Prudente, Lúcia Cherem se apoia em autores como o filósofo da ciência Paul K. Feyerabend, cujos estudos libertaram as pessoas de conceitos como "verdade", "realidade" e "objetividade", que só as prendiam. Como Clarice, Feyerabend valoriza, ao contrário, a experiência singular e o espanto como vias régias de acesso ao real. Lúcia Cherem lê a obra de Clarice Lispector desde cedo. Essa leitura se mistura com sua existência. Compartilha com a escritora a mesma atitude espantada diante das coisas. Como diz a própria Clarice em GH: "A realidade é a matéria prima, a linguagem é o modo como vou buscá-la e como não acho".
Descobridor da obra de Clarice, o crítico prestigiado Antonio Candido recorreu a uma confissão pessoal para descrever o impacto que ela lhe provocara. "Tive verdadeiro choque ao ler o romance diferente que é Perto do Coração Selvagem", ele escreveu, referindo ao livro inaugural de Clarice Lispector. Avaliação repetida por Hélène Cixous, quando ela descreveu: "As coisas belas só nos vêm de surpresa". Tanto Hélène, quanto Claire valorizam a ficção de Clarice como uma tensão máxima entre a lei e o caos. Sempre a definem como uma "escrita de tensão", ou mais precisamente, de tensão espiritual. A escrita de Clarice que Hélène afirma ser escrita não em português, mas em "Lispector" é uma escrita que procede do corpo e que, nesse sentido, se é obcecada pela linguagem, vê também a linguagem como fracasso e como prisão.
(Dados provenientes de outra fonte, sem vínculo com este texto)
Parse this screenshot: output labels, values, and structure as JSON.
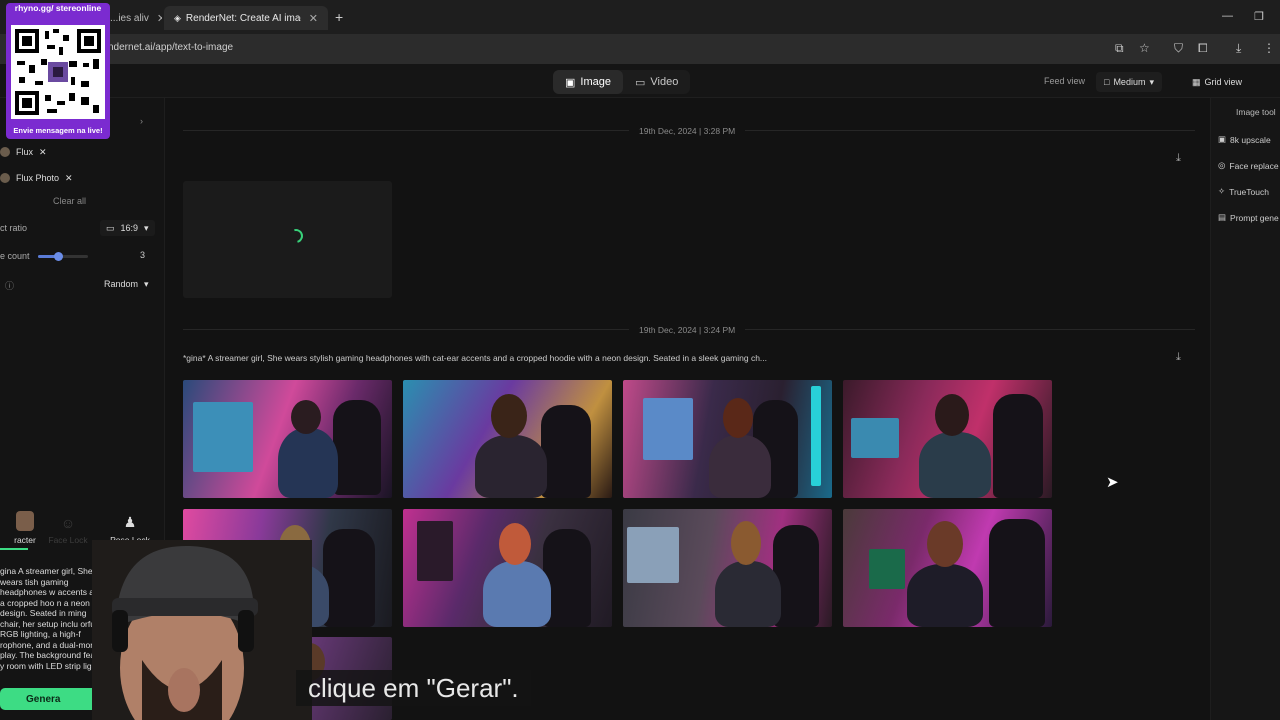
{
  "browser": {
    "tabs": [
      {
        "label": "...ies aliv"
      },
      {
        "label": "RenderNet: Create AI images w"
      }
    ],
    "url": "ndernet.ai/app/text-to-image"
  },
  "header": {
    "modes": [
      {
        "label": "Image",
        "active": true
      },
      {
        "label": "Video",
        "active": false
      }
    ],
    "feed_view_label": "Feed view",
    "size_label": "Medium",
    "grid_view_label": "Grid view"
  },
  "left_panel": {
    "models": [
      {
        "label": "Flux"
      },
      {
        "label": "Flux Photo"
      }
    ],
    "clear_all": "Clear all",
    "aspect_ratio_label": "ct ratio",
    "aspect_ratio_value": "16:9",
    "image_count_label": "e count",
    "image_count_value": "3",
    "image_count_fraction": 0.4,
    "seed_value": "Random",
    "locks": [
      {
        "label": "racter",
        "icon": "character-icon"
      },
      {
        "label": "Face Lock",
        "icon": "face-icon"
      },
      {
        "label": "Pose Lock",
        "icon": "pose-icon"
      }
    ],
    "prompt_text": "gina A streamer girl, She wears tish gaming headphones w accents and a cropped hoo n a neon design. Seated in ming chair, her setup inclu orful RGB lighting, a high-f rophone, and a dual-monit play. The background featu y room with LED strip lig",
    "generate_label": "Genera"
  },
  "right_panel": {
    "title": "Image tool",
    "tools": [
      {
        "label": "8k upscale",
        "icon": "upscale-icon"
      },
      {
        "label": "Face replace",
        "icon": "face-replace-icon"
      },
      {
        "label": "TrueTouch",
        "icon": "truetouch-icon"
      },
      {
        "label": "Prompt gene",
        "icon": "prompt-gen-icon"
      }
    ]
  },
  "feed": {
    "groups": [
      {
        "date": "19th Dec, 2024 | 3:28 PM",
        "status": "loading"
      },
      {
        "date": "19th Dec, 2024 | 3:24 PM",
        "prompt": "*gina* A streamer girl, She wears stylish gaming headphones with cat-ear accents and a cropped hoodie with a neon design. Seated in a sleek gaming ch..."
      }
    ]
  },
  "overlay": {
    "qr_header": "rhyno.gg/ stereonline",
    "qr_footer": "Envie mensagem na live!",
    "subtitle": "clique em \"Gerar\"."
  }
}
Lembra-nos Lúcia Cherem que a psicanalista Betty Milan associa a proliferação da obra de Clarice na França nos anos 1970 à descoberta do pensamento de Jacques Lacan. Ambos tratam da mesma maneira a palavra, a ignorância e a história. Foi um momento em que o multiculturalismo começava a ser afirmar na Europa. A ênfase na diferença se tornava uma ideia fixa. A essa procura se alinha a obra de Clarice, que tem por objeto "narrar o indizível". Incluir justamente aquilo que a linguagem não consegue incluir. Para Clarice, assim como para Lacan, a história em si é o que menos importa, mas sim a verdade que nela subitamente emerge. Considera Lúcia que a leitura de Clarice promovida por Hélène é, antes de tudo, uma "crítica poética". Escreveu Hélène sobre ela: "Era uma mulher quase inacreditável. Ou melhor: uma escrita inacreditável".
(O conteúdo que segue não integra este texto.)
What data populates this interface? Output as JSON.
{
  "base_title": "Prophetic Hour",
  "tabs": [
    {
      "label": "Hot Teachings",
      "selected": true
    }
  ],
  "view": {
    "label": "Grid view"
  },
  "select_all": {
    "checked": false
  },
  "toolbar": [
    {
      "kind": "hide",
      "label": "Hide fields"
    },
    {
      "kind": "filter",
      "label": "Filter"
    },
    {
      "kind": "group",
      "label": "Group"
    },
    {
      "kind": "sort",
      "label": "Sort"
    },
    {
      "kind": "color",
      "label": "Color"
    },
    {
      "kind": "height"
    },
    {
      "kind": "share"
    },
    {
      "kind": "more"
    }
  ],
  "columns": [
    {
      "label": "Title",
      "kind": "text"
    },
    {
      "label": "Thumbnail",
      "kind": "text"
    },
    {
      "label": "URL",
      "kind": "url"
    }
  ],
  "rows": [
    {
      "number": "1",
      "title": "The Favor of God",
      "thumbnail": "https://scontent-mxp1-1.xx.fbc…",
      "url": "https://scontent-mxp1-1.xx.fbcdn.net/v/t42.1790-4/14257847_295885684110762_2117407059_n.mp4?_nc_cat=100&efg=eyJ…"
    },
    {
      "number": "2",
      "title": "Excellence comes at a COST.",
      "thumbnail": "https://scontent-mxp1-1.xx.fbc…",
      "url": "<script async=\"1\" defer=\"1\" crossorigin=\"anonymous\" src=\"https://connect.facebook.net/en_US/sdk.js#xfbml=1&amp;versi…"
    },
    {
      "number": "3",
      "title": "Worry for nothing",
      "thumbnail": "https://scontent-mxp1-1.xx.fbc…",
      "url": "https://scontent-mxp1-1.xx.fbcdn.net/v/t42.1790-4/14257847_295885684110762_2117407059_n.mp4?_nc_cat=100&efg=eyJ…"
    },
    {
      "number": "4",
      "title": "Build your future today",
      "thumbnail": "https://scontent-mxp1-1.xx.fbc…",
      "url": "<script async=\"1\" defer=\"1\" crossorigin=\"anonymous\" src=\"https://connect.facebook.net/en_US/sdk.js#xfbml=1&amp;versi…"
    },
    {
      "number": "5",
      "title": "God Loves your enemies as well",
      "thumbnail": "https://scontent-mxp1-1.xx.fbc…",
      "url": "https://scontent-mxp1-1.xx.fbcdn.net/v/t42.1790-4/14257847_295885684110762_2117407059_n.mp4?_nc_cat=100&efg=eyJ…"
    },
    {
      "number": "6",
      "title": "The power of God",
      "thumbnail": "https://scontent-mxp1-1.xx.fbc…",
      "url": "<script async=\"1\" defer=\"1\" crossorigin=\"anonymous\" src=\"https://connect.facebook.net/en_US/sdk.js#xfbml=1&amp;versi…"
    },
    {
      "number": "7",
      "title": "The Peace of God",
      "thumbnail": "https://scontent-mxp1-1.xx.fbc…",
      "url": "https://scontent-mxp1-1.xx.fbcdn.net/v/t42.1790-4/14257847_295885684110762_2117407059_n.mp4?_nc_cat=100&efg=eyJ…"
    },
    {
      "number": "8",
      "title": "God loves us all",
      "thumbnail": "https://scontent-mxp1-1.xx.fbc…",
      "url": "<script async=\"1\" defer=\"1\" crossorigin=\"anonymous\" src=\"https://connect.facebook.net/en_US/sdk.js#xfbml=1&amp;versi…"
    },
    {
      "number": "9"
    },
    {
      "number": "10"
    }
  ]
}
Tanto Hélène como Claire têm como ponto de partida de seus estudos o choque (os efeitos) produzido pela leitura de Clarice Lispector sobre seu leitor. Também no caso de ambas, foi assim através de um impacto brusco e violento que a paixão pela obra da escritora brasileira se iniciou. Recorda Lúcia Cherem que, para Claire, a descoberta da obra de Clarice foi "um acaso no sentido dos surrealistas, algo de improvável e absolutamente necessário". Hélène Cixous, por sua vez, já repetiu várias vezes que seu encontro com Clarice foi a descoberta de um outro de um duplo. Durante a temporada que viveu no Rio de Janeiro, Claire Varin repisou, por acidente ou não, muitos fatos da vida de Clarice. Morou no bairro do Leme, nas proximidades do edifício em que Clarice morou durante seus últimos anos de vida. Como ela, fez caminhadas pelo Jardim Botânico, foi a uma cartomante e "encontrou uma barata de olhos negros no quarto" a mesma que está no centro de GH. Avalia, assim, que viveu com Clarice "não só uma identificação espiritual, mas também concreta, corpórea, vital".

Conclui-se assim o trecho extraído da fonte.